Il 14 luglio della Cgil

14/07/2005

    giovedì 14 luglio 2005

      EDITORIALE

        UN ANNO DOPO

          Il 14 luglio della Cgil

            Cgil ai padroni: salari e contratti non si toccano». Liberazione, organo ufficiale di Rifondazione comunista, è un giornale che va letto con attenzione non solo quando scrive del partito di Bertinotti ma anche quando parla di Cgil. Gli umori più profondi – e a volte meno confessabili – del sindacato più grande (e più rosso) d’Italia, infatti, vi sono quasi sempre fedelmente e intelligentemente riportati. Come nell’apertura del giornale di ieri, appunto.
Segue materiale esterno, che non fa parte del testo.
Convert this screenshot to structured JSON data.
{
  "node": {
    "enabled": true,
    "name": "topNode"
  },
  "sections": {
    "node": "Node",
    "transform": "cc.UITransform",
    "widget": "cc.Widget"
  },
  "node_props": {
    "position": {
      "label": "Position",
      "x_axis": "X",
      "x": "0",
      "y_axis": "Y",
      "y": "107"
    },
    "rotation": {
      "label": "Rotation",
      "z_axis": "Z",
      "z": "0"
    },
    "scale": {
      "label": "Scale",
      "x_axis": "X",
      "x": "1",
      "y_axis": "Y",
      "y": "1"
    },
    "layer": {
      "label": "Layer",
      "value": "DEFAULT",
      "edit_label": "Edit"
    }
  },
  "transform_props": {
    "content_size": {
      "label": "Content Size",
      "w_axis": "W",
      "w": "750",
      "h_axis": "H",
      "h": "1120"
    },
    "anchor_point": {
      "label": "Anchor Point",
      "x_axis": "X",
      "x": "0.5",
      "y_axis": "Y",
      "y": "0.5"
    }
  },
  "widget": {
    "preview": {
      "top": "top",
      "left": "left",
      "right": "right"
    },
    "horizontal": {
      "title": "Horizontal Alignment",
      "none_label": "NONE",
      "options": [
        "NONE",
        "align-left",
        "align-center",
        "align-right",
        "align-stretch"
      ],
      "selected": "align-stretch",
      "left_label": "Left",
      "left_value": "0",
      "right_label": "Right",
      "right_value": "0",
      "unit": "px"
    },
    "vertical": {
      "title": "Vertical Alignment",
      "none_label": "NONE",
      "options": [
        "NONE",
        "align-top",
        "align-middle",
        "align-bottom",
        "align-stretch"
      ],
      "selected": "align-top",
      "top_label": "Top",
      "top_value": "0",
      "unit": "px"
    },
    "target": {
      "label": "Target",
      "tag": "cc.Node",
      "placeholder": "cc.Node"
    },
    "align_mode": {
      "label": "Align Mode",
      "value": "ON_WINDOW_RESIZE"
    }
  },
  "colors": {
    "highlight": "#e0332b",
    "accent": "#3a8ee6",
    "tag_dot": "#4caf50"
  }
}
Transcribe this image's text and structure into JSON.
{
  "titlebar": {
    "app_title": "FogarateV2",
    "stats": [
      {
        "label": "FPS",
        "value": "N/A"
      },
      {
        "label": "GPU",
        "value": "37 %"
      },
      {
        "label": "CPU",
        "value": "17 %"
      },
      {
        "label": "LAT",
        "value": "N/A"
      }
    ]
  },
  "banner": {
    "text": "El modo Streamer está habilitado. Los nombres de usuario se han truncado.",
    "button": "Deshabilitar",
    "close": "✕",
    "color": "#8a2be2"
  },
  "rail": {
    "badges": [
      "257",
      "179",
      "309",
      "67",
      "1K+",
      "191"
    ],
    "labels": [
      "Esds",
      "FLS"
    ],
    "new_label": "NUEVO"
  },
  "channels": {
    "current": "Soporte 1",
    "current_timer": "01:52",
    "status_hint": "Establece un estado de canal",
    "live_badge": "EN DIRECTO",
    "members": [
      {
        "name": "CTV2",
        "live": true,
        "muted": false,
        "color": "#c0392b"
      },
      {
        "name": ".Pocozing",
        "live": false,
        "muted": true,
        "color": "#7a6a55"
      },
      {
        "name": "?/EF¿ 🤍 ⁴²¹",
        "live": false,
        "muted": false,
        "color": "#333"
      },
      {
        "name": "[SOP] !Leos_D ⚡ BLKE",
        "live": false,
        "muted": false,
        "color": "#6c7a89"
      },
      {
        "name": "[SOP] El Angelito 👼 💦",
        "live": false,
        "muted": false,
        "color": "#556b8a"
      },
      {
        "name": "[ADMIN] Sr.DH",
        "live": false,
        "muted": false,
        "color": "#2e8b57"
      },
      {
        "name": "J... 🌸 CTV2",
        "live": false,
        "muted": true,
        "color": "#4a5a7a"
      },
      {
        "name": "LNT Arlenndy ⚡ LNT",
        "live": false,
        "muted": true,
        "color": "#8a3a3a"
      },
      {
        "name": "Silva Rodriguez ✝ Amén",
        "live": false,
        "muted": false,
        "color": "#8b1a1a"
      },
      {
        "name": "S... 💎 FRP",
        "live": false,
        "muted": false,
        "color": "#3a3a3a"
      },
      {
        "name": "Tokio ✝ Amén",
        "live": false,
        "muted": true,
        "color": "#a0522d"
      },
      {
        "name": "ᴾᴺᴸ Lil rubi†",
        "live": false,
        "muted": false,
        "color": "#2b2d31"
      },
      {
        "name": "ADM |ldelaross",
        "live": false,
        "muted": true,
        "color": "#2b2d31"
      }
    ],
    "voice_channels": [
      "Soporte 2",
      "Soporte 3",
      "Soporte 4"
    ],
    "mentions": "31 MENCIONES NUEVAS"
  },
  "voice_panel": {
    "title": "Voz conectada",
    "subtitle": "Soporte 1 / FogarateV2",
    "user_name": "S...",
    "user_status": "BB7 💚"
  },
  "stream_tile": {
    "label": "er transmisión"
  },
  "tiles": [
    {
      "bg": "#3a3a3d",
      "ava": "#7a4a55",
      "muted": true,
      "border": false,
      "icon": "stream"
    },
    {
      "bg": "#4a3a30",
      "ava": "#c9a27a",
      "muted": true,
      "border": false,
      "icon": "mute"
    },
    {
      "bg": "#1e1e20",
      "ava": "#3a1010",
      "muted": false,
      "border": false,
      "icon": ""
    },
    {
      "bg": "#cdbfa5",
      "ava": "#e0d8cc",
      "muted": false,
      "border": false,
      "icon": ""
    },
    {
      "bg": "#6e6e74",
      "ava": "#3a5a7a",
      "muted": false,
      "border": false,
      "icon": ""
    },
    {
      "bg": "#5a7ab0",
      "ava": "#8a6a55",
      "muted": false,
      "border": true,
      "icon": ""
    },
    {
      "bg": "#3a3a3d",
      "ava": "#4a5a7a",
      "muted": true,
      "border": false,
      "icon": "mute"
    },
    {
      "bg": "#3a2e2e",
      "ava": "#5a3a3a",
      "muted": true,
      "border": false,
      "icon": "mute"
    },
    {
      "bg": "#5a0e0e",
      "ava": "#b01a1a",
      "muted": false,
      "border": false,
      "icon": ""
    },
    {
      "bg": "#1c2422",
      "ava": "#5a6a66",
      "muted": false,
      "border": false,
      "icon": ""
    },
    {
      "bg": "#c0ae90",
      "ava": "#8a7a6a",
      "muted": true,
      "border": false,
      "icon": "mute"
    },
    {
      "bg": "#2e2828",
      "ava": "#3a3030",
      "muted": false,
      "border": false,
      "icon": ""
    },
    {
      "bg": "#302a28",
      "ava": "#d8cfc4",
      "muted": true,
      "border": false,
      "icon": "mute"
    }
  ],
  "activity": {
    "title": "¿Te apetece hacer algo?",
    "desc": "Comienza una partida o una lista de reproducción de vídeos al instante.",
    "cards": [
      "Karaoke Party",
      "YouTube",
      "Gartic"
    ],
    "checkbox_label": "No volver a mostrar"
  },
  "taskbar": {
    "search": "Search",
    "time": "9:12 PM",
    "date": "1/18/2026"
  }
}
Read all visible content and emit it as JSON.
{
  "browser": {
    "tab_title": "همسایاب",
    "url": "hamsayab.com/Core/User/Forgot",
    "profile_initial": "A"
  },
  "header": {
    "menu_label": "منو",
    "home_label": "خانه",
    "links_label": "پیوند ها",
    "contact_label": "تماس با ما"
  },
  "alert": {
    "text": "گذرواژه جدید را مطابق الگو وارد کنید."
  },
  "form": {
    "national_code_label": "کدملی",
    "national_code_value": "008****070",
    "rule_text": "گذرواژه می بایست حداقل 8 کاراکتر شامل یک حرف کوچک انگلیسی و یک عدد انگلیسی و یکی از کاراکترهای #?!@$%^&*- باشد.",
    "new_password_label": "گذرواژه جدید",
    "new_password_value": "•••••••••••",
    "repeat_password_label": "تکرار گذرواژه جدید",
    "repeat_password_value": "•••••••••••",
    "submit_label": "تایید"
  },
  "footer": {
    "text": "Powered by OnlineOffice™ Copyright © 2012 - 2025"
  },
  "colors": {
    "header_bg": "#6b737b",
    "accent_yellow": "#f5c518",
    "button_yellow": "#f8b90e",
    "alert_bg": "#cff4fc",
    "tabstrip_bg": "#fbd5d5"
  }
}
            Un titolo che suona come un avvertimento inviato a suocera (Confindustria) anche perché le nuore (Cisl e Uil) intendano. E’ passato un anno esatto infatti da quell’ormai famoso “14 luglio” che, nella memoria di chi si occupa di questioni sindacali, non corrisponde all’anniversario della Rivoluzione francese, ma al giorno in cui il segretario di corso d’Italia Guglielmo Epifani prese il cappello e sbatté la porta, alzandosi da quel tavolo convocato a casa dei “padroni” (in viale dell’Astronomia) ma che vedeva sindacati confederali da un lato e Confindustria «nuovo corso» dall’altro seduti per la prima volta da tempo intorno a un tavolo.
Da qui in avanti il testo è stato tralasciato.